VICENTE PAREJO MARTÍN
Vicente Parejo Martín, padre de este proyecto y de la familia que la forma.
Farmacéutico y óptico de profesión, intranquilo, curioso y culto por naturaleza.
Estudió enología mientras explotaba su tercera farmacia, repasaba los apuntes en horas de guardia mientras sostenía en brazos a su casi recién nacida Blanca, la cual daría nombre a este proyecto. Un genio moderno, capaz de hacer varias cosas a la vez y todas mejor que nadie. De memoria superdotada, incapaz de olvidar un detalle de cualquier hecho por muy pasado que fuese, y a todo esto se suma el constante e incondicional apoyo de su extraordinaria esposa, María Luisa; juntos formaban el equipo perfecto.
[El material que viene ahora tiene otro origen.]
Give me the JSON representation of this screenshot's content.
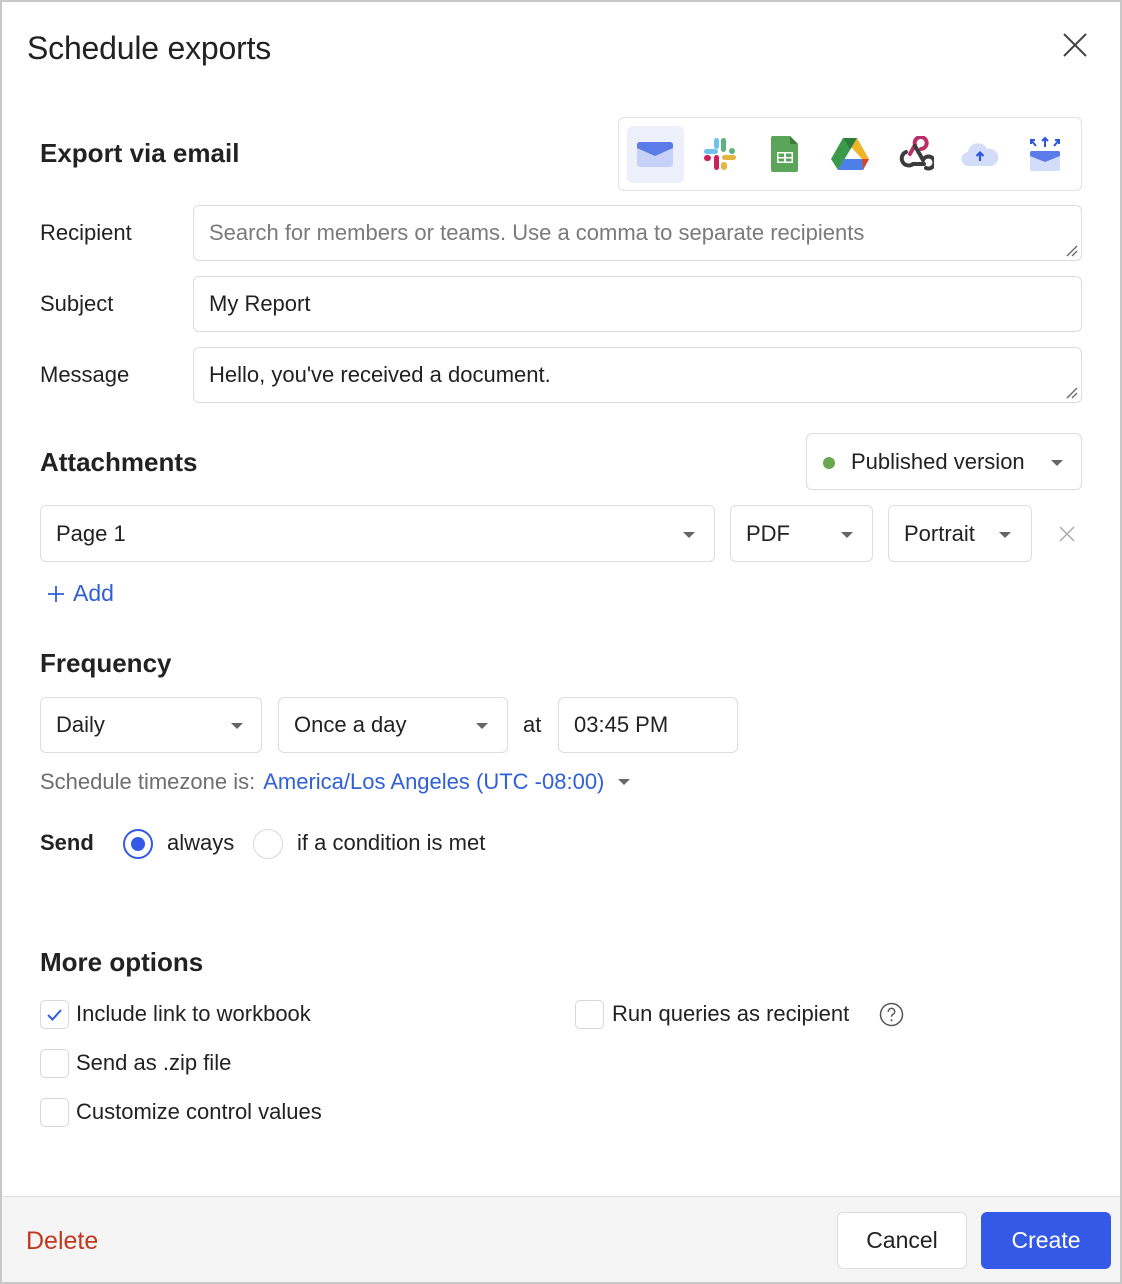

En pleno proceso de compra de su cuarta y según el, definitiva farmacia, realizó el ansiado lanzamiento de esta bodega.
Tras varios meses de idas y venidas diarias a Córdoba, debido a los papeleos que esto conlleva, por fin pudo poner en marcha el proyecto que verdaderamente le ilusionaba, que junto a su incondicional compañera, un gran trabajo y sobre todo el encanto natural de ambos, consiguieron que la aceptación fuese inmediata.
Después de varios años de entrega y dedicación, y de una lucha intermiable por dar visibilidad y prestigio a los viñedos andaluces, consiguió que sus vinos se ganaran un nombre y un pequeño sitio en casi todos los bares de Sevilla.
En 2022, en plena época postcovid y cuando se disponía a disfrutar de la feria de Sevilla, que tanto le gustaba, le diagnosticaron una maldita enfermedad contra la que estaría luchando, tanto el como sus familiares allegados, haciendo especial mención a María Luisa, durante dos años, cuando en Abril de 2024 partió de manera prematura.
No hay mayor recuerdo y mejor legado que el de continuar con el proyecto de su vida, haciéndolo con la misma ilusión que el tenía, para que cada vez que alguien, en cualquier parte del mundo, esté disfrutando de una copa de nuestros vinos, recuerden al ilustre fundador de este proyecto y que la única pena que sientan es la de no haber podido gozar de su tan gratificante compañia.